The money will go toward retrofitting existing coal-fired power plants owned by American Electric Power, Southern Co.
and Summit Texas Clean Energy to capture and store carbon dioxide, the chief greenhouse gas linked to climate change. The Energy Department is aiming to have the technology available commercially and to share with other big coal-using countries in eight to 10 years.
"Coal is a very important mix of our power. It generates over 50 percent of our electricity. The United States has 25 percent of the entire coal reserves in the world," Chu said. "We don't plan to turn our back on coal. Neither will China. Neither will India."
American Electric Power already is capturing and storing carbon dioxide at its Mountaineer power plant in Mason County. The federal stimulus funding is aimed at allowing the plant to capture and store 90 percent of carbon emissions from the plant.

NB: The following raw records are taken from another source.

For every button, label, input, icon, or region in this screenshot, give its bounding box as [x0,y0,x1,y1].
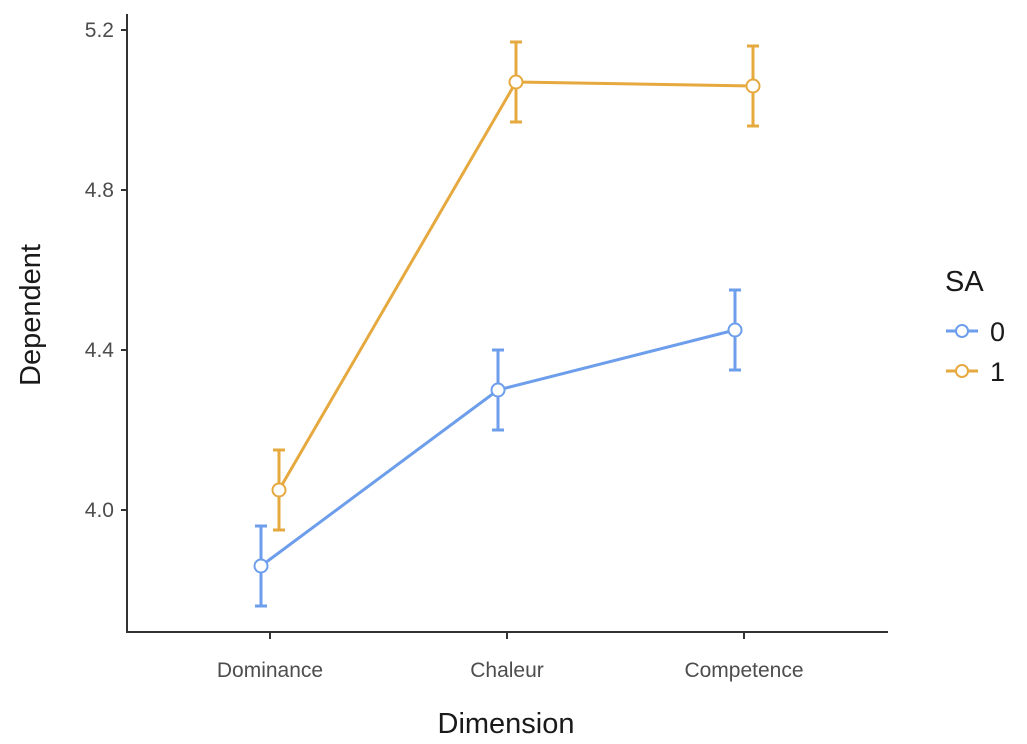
legend-label: 0 [990,317,1005,347]
data-point-1 [745,78,761,94]
y-axis-title: Dependent [15,244,47,386]
x-tick-label: Chaleur [470,659,544,682]
x-ticks: Dominance Chaleur Competence [217,632,804,682]
legend-item-0: 0 [946,317,1005,347]
x-tick-label: Dominance [217,659,323,682]
data-point-1 [271,482,287,498]
data-point-0 [253,558,269,574]
legend-item-1: 1 [946,357,1005,387]
y-tick-label: 4.4 [85,339,115,362]
legend: SA 0 1 [945,266,1005,387]
legend-label: 1 [990,357,1005,387]
data-point-1 [508,74,524,90]
data-point-0 [490,382,506,398]
data-point-0 [727,322,743,338]
plot-area [253,40,761,608]
x-tick-label: Competence [684,659,803,682]
y-ticks: 4.0 4.4 4.8 5.2 [85,19,127,522]
axes [126,14,888,633]
y-tick-label: 4.0 [85,499,114,522]
legend-title: SA [945,266,984,298]
x-axis-title: Dimension [438,708,575,740]
legend-key-point [955,324,969,338]
legend-key-point [955,364,969,378]
series-line-1 [277,80,754,491]
y-tick-label: 4.8 [85,179,114,202]
y-tick-label: 5.2 [85,19,114,42]
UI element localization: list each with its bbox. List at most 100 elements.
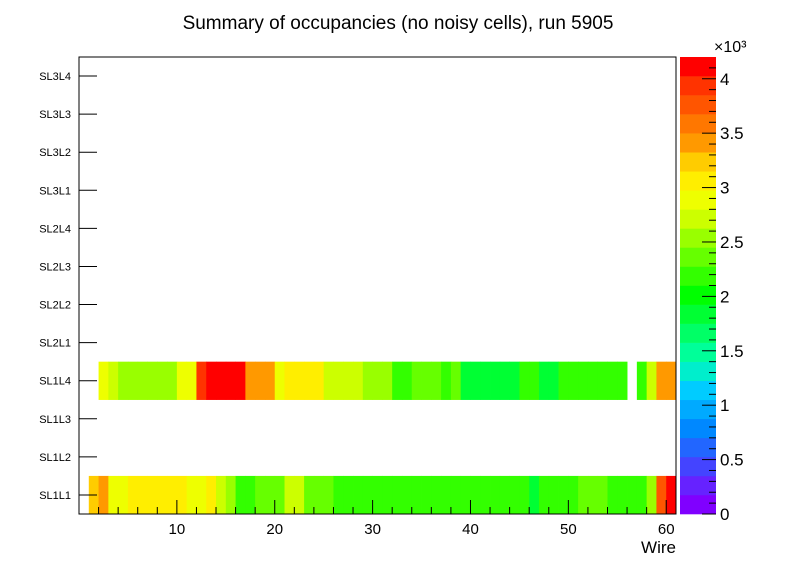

"It is very important that we test these technologies and make them affordable," AEP Chief Executive Mike Morris said. "We can help others clean up coal use as well."
Southern Co. is getting $295 million for carbon capture at an Alabama power plant north of Mobile and Summit Texas is getting $350 million for work on a 400-megawatt plant planned for Midland-Odessa. The DOE says carbon dioxide from that plant will be piped underground to increase oil recovery in the Permian Basin.
The projects are expected to use an additional $2.2 billion in private capital.
Sen. Jay Rockefeller, D-W.Va., called the investments critical.
"If we're going to really improve our economy for decades to come, we have to have really substantial environmental investments," Rockefeller said. "Today's announcement is all about promise for our future."
Sierra Club spokesman Oliver Bernstein said the organization would prefer investments in green energy and jobs.
"We don't have any problems with research and investments in research and development, but, really, we see an energy future that moves beyond coal," he said. "Until coal can be burned cleanly and mined responsibly and not contribute to global warming, it shouldn't play a key role in our energy future."